Having to comply directly with a judgment, however, sometimes carries significant risks.

For example, the executor to whom payment is made may go bankrupt after payment is made or may have no recourse if the appeal is won. Then, in principle, you as the executor are left empty-handed even if you win on appeal.

So it makes sense for a (pretend) debtor not only to oppose the assignment of a claim for payment of a sum of money, but also to oppose the declaration of enforceability of any judgment in order to avoid having to pay immediately.

What to do about a judgment declared enforceable?

Unfortunately, in practice, I see too often that while defenses are raised against the granting of a claim, they are not raised against the declaration of enforceability.

As explained above, merely filing an appeal then does not help. The executor may, despite that appeal, seize assets of the person against whom a judgment has been rendered, for example.

Can this person then do nothing at all?

Yep, he has to appeal AND via a separate interlocutory appeal or via an incident in the appeal proceedings, ask the court to suspend the enforcement of the first instance judgment until a judgment is rendered on appeal.

If the stay request is granted, the executor must wait to execute the judgment until the appeal is decided.

When does the court grant a request for suspension of enforcement?

Until recently, suspension of enforcement through summary proceedings was only granted if there was an abuse of (enforcement) power by the enforcer.

This is a very tough test that is not easily met.

This could occur, for example, if the judgment to be enforced was based on a manifest error of law or fact, or if, after the judgment was rendered, facts came to light that created a state of emergency for the person against whom a judgment was rendered so that direct enforcement would be unacceptable.

In late 2019, however, the Supreme Court issued a ruling that significantly increased the likelihood of granting the claim for suspension of enforcement through summary judgment.

The Supreme Court aligned the criterion with the criterion that applies when suspension of enforcement is requested through an incident and the court at first instance did not give reasons why it arrived at a declaration of provisional enforcement.

From now on - very briefly - an ordinary (equivalent) balancing of interests applies, whereas until recently a request for suspension only succeeded if there was a disproportionality.

The foregoing means that there is significantly more room for a successful application for a stay of execution through an enforcement summary proceeding.

Conclusion: opposition to enforcement by either interlocutory or incidental proceedings

With the Supreme Court's ruling, a convicted party has a better chance of successfully opposing enforcement of a judgment declared provisionally enforceable.
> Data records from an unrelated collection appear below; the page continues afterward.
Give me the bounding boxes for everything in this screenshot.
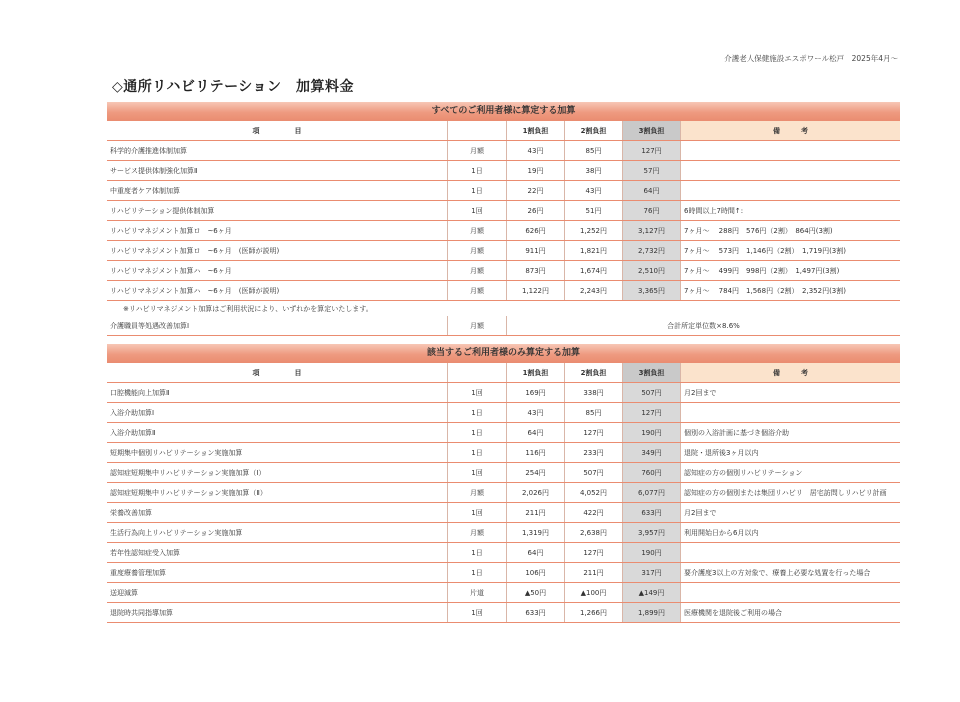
table-row: [107, 403, 900, 423]
price-1wari: 626円: [507, 221, 565, 241]
price-1wari: 26円: [507, 201, 565, 221]
item-name: リハビリマネジメント加算ロ ~6ヶ月 (医師が説明): [107, 241, 448, 261]
item-unit: 1日: [448, 161, 507, 181]
price-1wari: 211円: [507, 503, 565, 523]
price-1wari: 22円: [507, 181, 565, 201]
page-title: ◇通所リハビリテーション 加算料金: [112, 79, 355, 95]
price-3wari: 190円: [623, 423, 681, 443]
header-unit: [448, 363, 507, 383]
item-name: 栄養改善加算: [107, 503, 448, 523]
item-name: 短期集中個別リハビリテーション実施加算: [107, 443, 448, 463]
price-2wari: 38円: [565, 161, 623, 181]
item-note: 個別の入浴計画に基づき個浴介助: [681, 423, 901, 443]
price-1wari: 43円: [507, 403, 565, 423]
price-1wari: 169円: [507, 383, 565, 403]
header-p2: 2割負担: [565, 363, 623, 383]
price-3wari: 317円: [623, 563, 681, 583]
price-3wari: 1,899円: [623, 603, 681, 623]
addition-table-applicable: [107, 363, 900, 623]
item-name: 重度療養管理加算: [107, 563, 448, 583]
header-item: 項 目: [107, 121, 448, 141]
price-1wari: 64円: [507, 423, 565, 443]
header-p2: 2割負担: [565, 121, 623, 141]
price-3wari: 6,077円: [623, 483, 681, 503]
item-note: [681, 403, 901, 423]
price-3wari: 3,365円: [623, 281, 681, 301]
table-row: [107, 563, 900, 583]
price-2wari: 51円: [565, 201, 623, 221]
item-unit: 1日: [448, 443, 507, 463]
price-2wari: 85円: [565, 403, 623, 423]
table-row: [107, 383, 900, 403]
item-name: サービス提供体制強化加算Ⅱ: [107, 161, 448, 181]
item-unit: 1日: [448, 563, 507, 583]
item-note: [681, 141, 901, 161]
table-row: [107, 316, 900, 336]
table-row: [107, 161, 900, 181]
price-1wari: 1,319円: [507, 523, 565, 543]
price-3wari: 3,957円: [623, 523, 681, 543]
item-unit: 1日: [448, 543, 507, 563]
table-header-row: [107, 121, 900, 141]
item-note: 6時間以上7時間↑:: [681, 201, 901, 221]
table-body: [107, 383, 900, 623]
item-note: [681, 181, 901, 201]
price-3wari: 349円: [623, 443, 681, 463]
price-2wari: 85円: [565, 141, 623, 161]
price-2wari: 338円: [565, 383, 623, 403]
section-title: 該当するご利用者様のみ算定する加算: [107, 344, 900, 363]
table-row: [107, 241, 900, 261]
item-unit: 1回: [448, 201, 507, 221]
item-unit: 月額: [448, 141, 507, 161]
item-name: 中重度者ケア体制加算: [107, 181, 448, 201]
item-name: 口腔機能向上加算Ⅱ: [107, 383, 448, 403]
addition-table-all: [107, 121, 900, 336]
price-2wari: 2,638円: [565, 523, 623, 543]
price-1wari: 106円: [507, 563, 565, 583]
price-3wari: 57円: [623, 161, 681, 181]
item-unit: 片道: [448, 583, 507, 603]
price-3wari: 507円: [623, 383, 681, 403]
item-note: 認知症の方の個別リハビリテーション: [681, 463, 901, 483]
merged-rate: 合計所定単位数×8.6%: [507, 316, 901, 336]
item-unit: 月額: [448, 241, 507, 261]
price-1wari: 633円: [507, 603, 565, 623]
item-name: 認知症短期集中リハビリテーション実施加算（Ⅱ）: [107, 483, 448, 503]
item-note: 月2回まで: [681, 383, 901, 403]
header-p1: 1割負担: [507, 363, 565, 383]
price-2wari: 1,252円: [565, 221, 623, 241]
price-2wari: ▲100円: [565, 583, 623, 603]
item-unit: 月額: [448, 281, 507, 301]
item-note: 認知症の方の個別または集団リハビリ 居宅訪問しリハビリ計画: [681, 483, 901, 503]
item-name: 若年性認知症受入加算: [107, 543, 448, 563]
table-body: [107, 141, 900, 336]
price-1wari: 19円: [507, 161, 565, 181]
note-row: [107, 301, 900, 317]
item-note: [681, 543, 901, 563]
price-2wari: 127円: [565, 543, 623, 563]
price-2wari: 4,052円: [565, 483, 623, 503]
item-name: リハビリマネジメント加算ハ ~6ヶ月: [107, 261, 448, 281]
table-row: [107, 503, 900, 523]
item-name: 退院時共同指導加算: [107, 603, 448, 623]
header-unit: [448, 121, 507, 141]
price-3wari: 633円: [623, 503, 681, 523]
section-applicable-users: [107, 344, 900, 623]
price-1wari: 64円: [507, 543, 565, 563]
item-note: 7ヶ月～ 288円 576円（2割） 864円(3割): [681, 221, 901, 241]
price-1wari: 911円: [507, 241, 565, 261]
rehab-note-text: ※リハビリマネジメント加算はご利用状況により、いずれかを算定いたします。: [123, 304, 373, 313]
table-row: [107, 443, 900, 463]
item-unit: 月額: [448, 261, 507, 281]
price-3wari: 127円: [623, 403, 681, 423]
price-1wari: 116円: [507, 443, 565, 463]
price-1wari: 43円: [507, 141, 565, 161]
item-note: 7ヶ月～ 499円 998円（2割） 1,497円(3割): [681, 261, 901, 281]
price-1wari: 2,026円: [507, 483, 565, 503]
item-name: リハビリマネジメント加算ロ ~6ヶ月: [107, 221, 448, 241]
price-3wari: 2,732円: [623, 241, 681, 261]
item-unit: 1回: [448, 603, 507, 623]
item-unit: 1回: [448, 463, 507, 483]
price-2wari: 422円: [565, 503, 623, 523]
price-2wari: 43円: [565, 181, 623, 201]
price-2wari: 2,243円: [565, 281, 623, 301]
section-all-users: [107, 102, 900, 336]
item-note: [681, 161, 901, 181]
item-note: 利用開始日から6月以内: [681, 523, 901, 543]
price-1wari: 873円: [507, 261, 565, 281]
table-row: [107, 201, 900, 221]
price-3wari: 76円: [623, 201, 681, 221]
table-row: [107, 523, 900, 543]
item-name: 介護職員等処遇改善加算Ⅰ: [107, 316, 448, 336]
header-item: 項 目: [107, 363, 448, 383]
table-row: [107, 141, 900, 161]
item-unit: 1回: [448, 383, 507, 403]
item-note: 要介護度3以上の方対象で、療養上必要な処置を行った場合: [681, 563, 901, 583]
item-name: 認知症短期集中リハビリテーション実施加算（Ⅰ）: [107, 463, 448, 483]
table-row: [107, 583, 900, 603]
item-unit: 1日: [448, 403, 507, 423]
price-2wari: 1,266円: [565, 603, 623, 623]
price-2wari: 127円: [565, 423, 623, 443]
item-note: [681, 583, 901, 603]
header-p1: 1割負担: [507, 121, 565, 141]
table-row: [107, 603, 900, 623]
price-3wari: ▲149円: [623, 583, 681, 603]
header-note: 備 考: [681, 121, 901, 141]
item-name: リハビリマネジメント加算ハ ~6ヶ月 (医師が説明): [107, 281, 448, 301]
item-name: 生活行為向上リハビリテーション実施加算: [107, 523, 448, 543]
price-2wari: 507円: [565, 463, 623, 483]
table-row: [107, 463, 900, 483]
price-3wari: 127円: [623, 141, 681, 161]
table-row: [107, 423, 900, 443]
price-2wari: 1,674円: [565, 261, 623, 281]
price-3wari: 3,127円: [623, 221, 681, 241]
item-unit: 月額: [448, 523, 507, 543]
table-row: [107, 261, 900, 281]
facility-date: 介護老人保健施設エスポワール松戸 2025年4月～: [724, 54, 898, 63]
price-3wari: 190円: [623, 543, 681, 563]
item-name: リハビリテーション提供体制加算: [107, 201, 448, 221]
item-unit: 月額: [448, 221, 507, 241]
item-unit: 月額: [448, 483, 507, 503]
item-name: 送迎減算: [107, 583, 448, 603]
table-header-row: [107, 363, 900, 383]
item-name: 入浴介助加算Ⅰ: [107, 403, 448, 423]
item-note: 月2回まで: [681, 503, 901, 523]
price-3wari: 760円: [623, 463, 681, 483]
table-row: [107, 221, 900, 241]
header-p3: 3割負担: [623, 121, 681, 141]
table-row: [107, 483, 900, 503]
price-1wari: 254円: [507, 463, 565, 483]
table-row: [107, 181, 900, 201]
item-unit: 1日: [448, 181, 507, 201]
price-2wari: 1,821円: [565, 241, 623, 261]
header-p3: 3割負担: [623, 363, 681, 383]
item-unit: 1回: [448, 503, 507, 523]
price-1wari: 1,122円: [507, 281, 565, 301]
table-row: [107, 281, 900, 301]
table-row: [107, 543, 900, 563]
header-note: 備 考: [681, 363, 901, 383]
item-note: 医療機関を退院後ご利用の場合: [681, 603, 901, 623]
item-name: 科学的介護推進体制加算: [107, 141, 448, 161]
price-2wari: 211円: [565, 563, 623, 583]
item-unit: 1日: [448, 423, 507, 443]
item-note: 退院・退所後3ヶ月以内: [681, 443, 901, 463]
price-2wari: 233円: [565, 443, 623, 463]
item-unit: 月額: [448, 316, 507, 336]
item-name: 入浴介助加算Ⅱ: [107, 423, 448, 443]
item-note: 7ヶ月～ 784円 1,568円（2割） 2,352円(3割): [681, 281, 901, 301]
price-3wari: 64円: [623, 181, 681, 201]
price-3wari: 2,510円: [623, 261, 681, 281]
item-note: 7ヶ月～ 573円 1,146円（2割） 1,719円(3割): [681, 241, 901, 261]
section-title: すべてのご利用者様に算定する加算: [107, 102, 900, 121]
price-1wari: ▲50円: [507, 583, 565, 603]
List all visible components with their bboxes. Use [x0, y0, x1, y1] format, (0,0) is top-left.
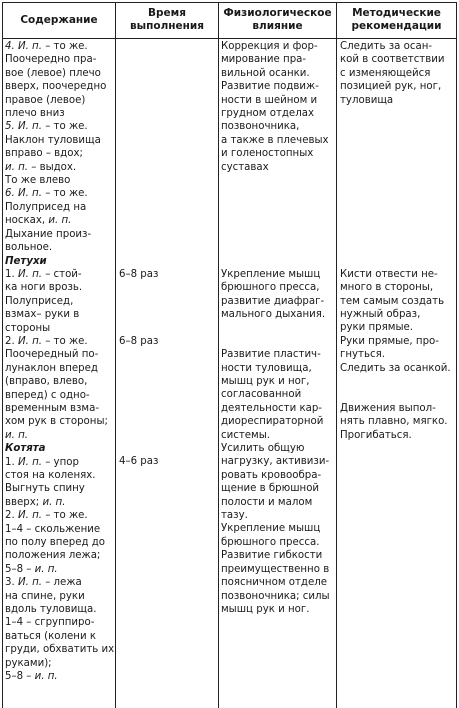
- content-text: носках,: [5, 215, 49, 227]
- content-line: [5, 241, 115, 254]
- header-effect-line1: Физиологическое: [223, 7, 332, 19]
- effect-line: диореспираторной: [221, 416, 324, 428]
- content-text: – то же.: [41, 335, 88, 347]
- content-text: и. п.: [34, 671, 58, 683]
- content-line: [5, 161, 115, 174]
- content-line: [5, 469, 115, 482]
- header-time-line1: Время: [148, 7, 186, 19]
- content-text: вверх, поочередно: [5, 81, 107, 93]
- effect-line: и голеностопных: [221, 148, 314, 160]
- content-text: руками);: [5, 657, 52, 669]
- content-line: [5, 268, 115, 281]
- content-text: – стой-: [41, 268, 82, 280]
- recommendation-line: руки прямые.: [340, 322, 413, 334]
- column-divider-2: [218, 2, 219, 708]
- content-text: – то же.: [41, 41, 88, 52]
- content-line: [5, 523, 115, 536]
- recommendation-line: позицией рук, ног,: [340, 81, 442, 93]
- content-text: временным взма-: [5, 402, 100, 414]
- content-text: 2.: [5, 510, 18, 522]
- content-text: Котята: [5, 443, 46, 455]
- content-text: 1–4 – скольжение: [5, 523, 101, 535]
- content-line: [5, 429, 115, 442]
- content-text: (вправо, влево,: [5, 376, 88, 388]
- content-text: и. п.: [42, 496, 66, 508]
- content-line: [5, 496, 115, 509]
- content-line: [5, 281, 115, 294]
- effect-line: а также в плечевых: [221, 134, 329, 146]
- content-text: груди, обхватить их: [5, 644, 115, 656]
- effect-line: Развитие гибкости: [221, 550, 323, 562]
- recommendation-line: Следить за осан-: [340, 41, 433, 52]
- effect-line: Укрепление мышц: [221, 523, 321, 535]
- content-line: [5, 630, 115, 643]
- content-text: положения лежа;: [5, 550, 101, 562]
- content-text: и. п.: [5, 161, 28, 173]
- content-text: – то же.: [41, 121, 88, 133]
- recommendation-line: Прогибаться.: [340, 429, 412, 441]
- content-line: [5, 348, 115, 361]
- recommendation-line: с изменяющейся: [340, 67, 431, 79]
- content-text: Поочередный по-: [5, 349, 99, 361]
- content-text: Полуприсед на: [5, 201, 87, 213]
- column-divider-3: [336, 2, 337, 708]
- content-line: [5, 295, 115, 308]
- content-text: И. п.: [17, 456, 42, 468]
- effect-line: системы.: [221, 429, 270, 441]
- content-line: [5, 120, 115, 133]
- content-text: вое (левое) плечо: [5, 67, 101, 79]
- content-line: [5, 657, 115, 670]
- content-line: [5, 107, 115, 120]
- effect-line: мышц рук и ног,: [221, 376, 310, 388]
- content-text: Наклон туловища: [5, 134, 101, 146]
- content-text: Выгнуть спину: [5, 483, 85, 495]
- header-effect: [219, 3, 336, 37]
- content-line: [5, 187, 115, 200]
- content-line: [5, 214, 115, 227]
- effect-line: Развитие подвиж-: [221, 81, 319, 93]
- content-line: [5, 40, 115, 53]
- content-line: [5, 482, 115, 495]
- content-text: 1–4 – сгруппиро-: [5, 617, 95, 629]
- content-line: [5, 603, 115, 616]
- effect-line: Усилить общую: [221, 443, 305, 455]
- header-recommendations-line1: Методические: [352, 7, 441, 19]
- effect-column: [221, 40, 335, 616]
- effect-line: мышц рук и ног.: [221, 603, 310, 615]
- recommendations-column: [340, 40, 456, 442]
- recommendation-line: Движения выпол-: [340, 402, 436, 414]
- repetition-count: 6–8 раз: [119, 268, 159, 280]
- content-line: [5, 549, 115, 562]
- content-text: И. п.: [17, 268, 42, 280]
- content-line: [5, 442, 115, 455]
- content-text: вправо – вдох;: [5, 148, 83, 160]
- column-divider-right: [456, 2, 457, 708]
- content-line: [5, 308, 115, 321]
- content-text: Петухи: [5, 255, 47, 267]
- content-text: и. п.: [5, 429, 28, 441]
- content-line: [5, 322, 115, 335]
- content-text: лунаклон вперед: [5, 362, 98, 374]
- effect-line: преимущественно в: [221, 563, 330, 575]
- content-text: И. п.: [17, 577, 42, 589]
- header-effect-line2: влияние: [252, 20, 303, 32]
- content-text: И. п.: [17, 335, 42, 347]
- content-line: [5, 590, 115, 603]
- content-line: [5, 536, 115, 549]
- content-line: [5, 563, 115, 576]
- content-line: [5, 643, 115, 656]
- content-text: И. п.: [17, 510, 42, 522]
- recommendation-line: туловища: [340, 94, 394, 106]
- content-text: – упор: [41, 456, 79, 468]
- recommendation-line: много в стороны,: [340, 282, 434, 294]
- effect-line: Укрепление мышц: [221, 268, 321, 280]
- header-recommendations: [337, 3, 456, 37]
- column-divider-left: [2, 2, 3, 708]
- content-text: по полу вперед до: [5, 537, 106, 549]
- content-text: на спине, руки: [5, 590, 85, 602]
- effect-line: тазу.: [221, 510, 248, 522]
- content-line: [5, 94, 115, 107]
- effect-line: ровать кровообра-: [221, 469, 322, 481]
- content-text: 5. И. п.: [5, 121, 42, 133]
- content-text: 6. И. п.: [5, 188, 42, 200]
- effect-line: мального дыхания.: [221, 309, 326, 321]
- content-text: – то же.: [41, 510, 88, 522]
- effect-line: суставах: [221, 161, 269, 173]
- effect-line: брюшного пресса,: [221, 282, 320, 294]
- effect-line: ности туловища,: [221, 362, 312, 374]
- content-line: [5, 134, 115, 147]
- content-text: Полуприсед,: [5, 295, 74, 307]
- content-text: То же влево: [5, 175, 71, 187]
- content-text: 4. И. п.: [5, 41, 42, 52]
- content-line: [5, 362, 115, 375]
- content-line: [5, 174, 115, 187]
- content-text: вперед) с одно-: [5, 389, 90, 401]
- effect-line: мирование пра-: [221, 54, 307, 66]
- content-line: [5, 389, 115, 402]
- effect-line: поясничном отделе: [221, 577, 327, 589]
- content-text: и. п.: [34, 563, 58, 575]
- recommendation-line: Руки прямые, про-: [340, 335, 439, 347]
- content-text: вверх;: [5, 496, 43, 508]
- content-text: плечо вниз: [5, 108, 65, 120]
- content-text: правое (левое): [5, 94, 86, 106]
- content-line: [5, 67, 115, 80]
- effect-line: нагрузку, активизи-: [221, 456, 330, 468]
- content-line: [5, 147, 115, 160]
- header-content: [3, 3, 115, 37]
- content-text: 5–8 –: [5, 563, 35, 575]
- content-text: вольное.: [5, 242, 53, 254]
- content-line: [5, 456, 115, 469]
- effect-line: развитие диафраг-: [221, 295, 325, 307]
- content-text: – выдох.: [28, 161, 77, 173]
- content-text: – то же.: [41, 188, 88, 200]
- effect-line: деятельности кар-: [221, 402, 322, 414]
- content-line: [5, 201, 115, 214]
- content-line: [5, 415, 115, 428]
- time-column: [119, 40, 217, 469]
- content-line: [5, 335, 115, 348]
- effect-line: позвоночника,: [221, 121, 300, 133]
- column-divider-1: [115, 2, 116, 708]
- recommendation-line: Следить за осанкой.: [340, 362, 451, 374]
- content-text: стоя на коленях.: [5, 470, 96, 481]
- recommendation-line: нужный образ,: [340, 308, 421, 320]
- content-line: [5, 228, 115, 241]
- content-line: [5, 576, 115, 589]
- effect-line: позвоночника; силы: [221, 590, 330, 602]
- content-text: 3.: [5, 577, 18, 589]
- repetition-count: 4–6 раз: [119, 456, 159, 468]
- effect-line: щение в брюшной: [221, 483, 320, 495]
- content-text: 1.: [5, 456, 18, 468]
- recommendation-line: тем самым создать: [340, 295, 445, 307]
- content-text: Поочередно пра-: [5, 54, 97, 66]
- content-line: [5, 670, 115, 683]
- recommendation-line: Кисти отвести не-: [340, 268, 438, 280]
- effect-line: вильной осанки.: [221, 67, 310, 79]
- recommendation-line: гнуться.: [340, 349, 385, 361]
- header-content-label: Содержание: [20, 13, 98, 26]
- content-line: [5, 509, 115, 522]
- content-text: вдоль туловища.: [5, 604, 97, 616]
- header-time-line2: выполнения: [129, 20, 205, 32]
- content-text: взмах– руки в: [5, 309, 80, 321]
- content-text: ка ноги врозь.: [5, 282, 83, 294]
- content-text: ваться (колени к: [5, 630, 96, 642]
- effect-line: Коррекция и фор-: [221, 41, 318, 52]
- repetition-count: 6–8 раз: [119, 335, 159, 347]
- effect-line: Развитие пластич-: [221, 349, 321, 361]
- recommendation-line: кой в соответствии: [340, 54, 445, 66]
- content-line: [5, 402, 115, 415]
- content-line: [5, 255, 115, 268]
- content-line: [5, 53, 115, 66]
- content-line: [5, 80, 115, 93]
- recommendation-line: нять плавно, мягко.: [340, 416, 448, 428]
- header-recommendations-line2: рекомендации: [351, 20, 442, 32]
- effect-line: грудном отделах: [221, 108, 314, 120]
- content-text: Дыхание произ-: [5, 228, 92, 240]
- effect-line: ности в шейном и: [221, 94, 318, 106]
- content-line: [5, 616, 115, 629]
- content-text: стороны: [5, 322, 51, 334]
- effect-line: полости и малом: [221, 496, 313, 508]
- effect-line: брюшного пресса.: [221, 536, 320, 548]
- content-column: [5, 40, 115, 684]
- content-line: [5, 375, 115, 388]
- header-time: [116, 3, 218, 37]
- content-text: 5–8 –: [5, 671, 35, 683]
- content-text: хом рук в стороны;: [5, 416, 108, 428]
- effect-line: согласованной: [221, 389, 302, 401]
- content-text: 2.: [5, 335, 18, 347]
- content-text: и. п.: [48, 215, 72, 227]
- header-bottom-border: [2, 38, 457, 39]
- content-text: 1.: [5, 268, 18, 280]
- content-text: – лежа: [41, 577, 82, 589]
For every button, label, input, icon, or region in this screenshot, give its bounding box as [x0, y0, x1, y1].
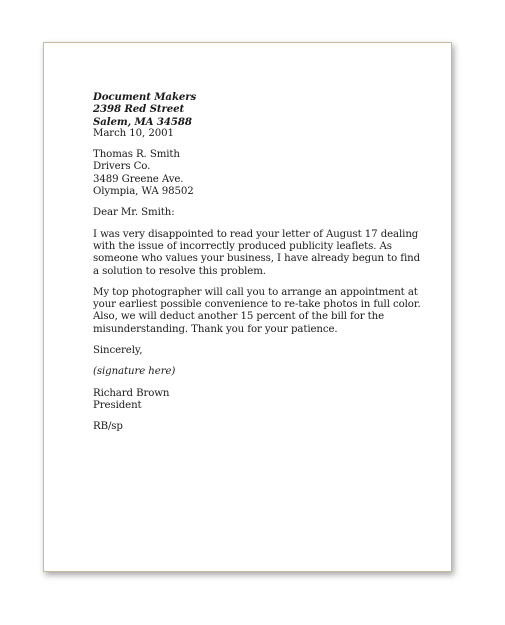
signer-block	[93, 388, 423, 413]
signer-title: President	[93, 399, 142, 411]
salutation: Dear Mr. Smith:	[93, 207, 175, 219]
sender-block	[93, 91, 423, 128]
sender-company: Document Makers	[93, 91, 197, 103]
recipient-name: Thomas R. Smith	[93, 149, 180, 161]
reference-initials: RB/sp	[93, 421, 123, 433]
letter-content	[93, 91, 423, 434]
letter-page	[43, 42, 452, 572]
sender-city: Salem, MA 34588	[93, 115, 192, 128]
signer-name: Richard Brown	[93, 387, 170, 399]
recipient-street: 3489 Greene Ave.	[93, 173, 184, 185]
recipient-city: Olympia, WA 98502	[93, 186, 194, 198]
closing: Sincerely,	[93, 345, 143, 357]
sender-street: 2398 Red Street	[93, 103, 185, 116]
signature-placeholder: (signature here)	[93, 366, 176, 378]
recipient-block	[93, 149, 423, 198]
body-paragraph-2: My top photographer will call you to arrange an appointment at your earliest possible convenience to re-take photos in full color. Also, we will deduct another 15 percent of the bill for the misunderstanding. Thank you for your patience.	[93, 286, 421, 335]
body-paragraph-1: I was very disappointed to read your letter of August 17 dealing with the issue of incorrectly produced publicity leaflets. As someone who values your business, I have already begun to find a solution to resolve this problem.	[93, 228, 421, 277]
recipient-company: Drivers Co.	[93, 161, 151, 173]
letter-date: March 10, 2001	[93, 127, 174, 139]
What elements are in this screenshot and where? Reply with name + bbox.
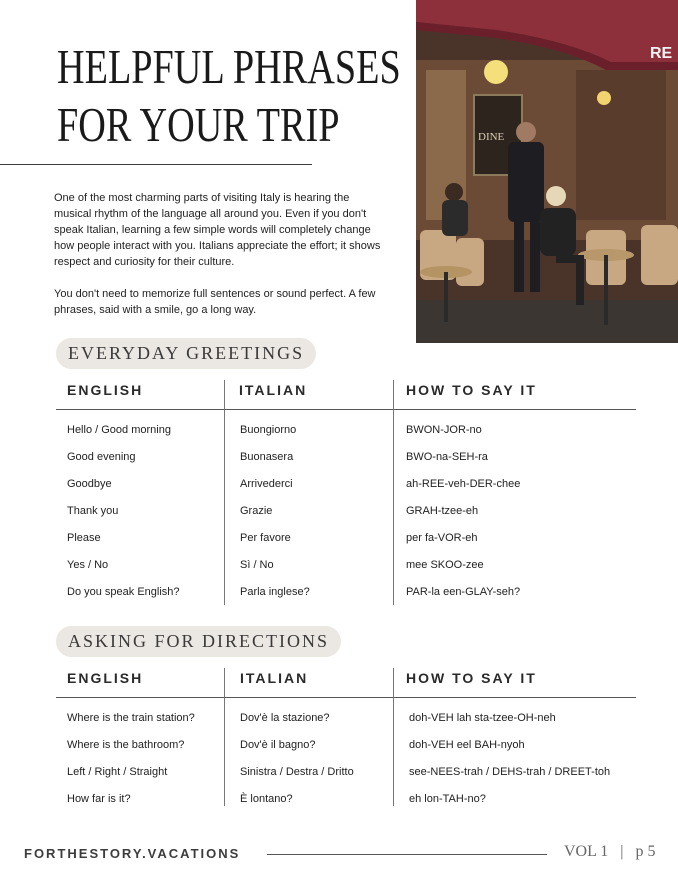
directions-table-header — [56, 661, 636, 698]
table-row — [56, 445, 636, 472]
table-row — [56, 418, 636, 445]
footer-site-name: FORTHESTORY.VACATIONS — [24, 846, 241, 861]
intro-paragraph-1: One of the most charming parts of visiting Italy is hearing the musical rhythm of the language all around you. Even if you don't speak Italian, learning a few simple words will completely change how people interact with you. Italians appreciate the effort; it shows respect and curiosity for their culture. — [54, 192, 381, 268]
table-row — [56, 526, 636, 553]
cell-english: Thank you — [67, 505, 119, 517]
title-line-1: HELPFUL PHRASES — [57, 39, 401, 94]
table-row — [56, 499, 636, 526]
footer-volume-page — [564, 843, 656, 861]
cell-italian: Dov'è la stazione? — [240, 712, 330, 724]
cell-english: Yes / No — [67, 559, 109, 571]
volume-label: VOL 1 — [564, 843, 609, 860]
cell-italian: Arrivederci — [240, 478, 293, 490]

That is a judgment that may be enforced immediately, even if an appeal has been filed or the appeal period has not yet expired.

The sentencing party can successfully oppose this direct enforcement through an incident in the appeal process or through a separate interlocutory appeal.

In both cases, the same standard applies, namely an ordinary, equal consideration between the interests of the executor, on the one hand, and the interests of the executed, on the other.

A prerequisite is that the court at first instance did not give reasons why it came to a declaration of enforceability.

If the court at first instance did give reasons why the judgment at first instance was declared provisionally enforceable, the heavier standard of disproportionality and abuse of rights applies. This will not happen quickly.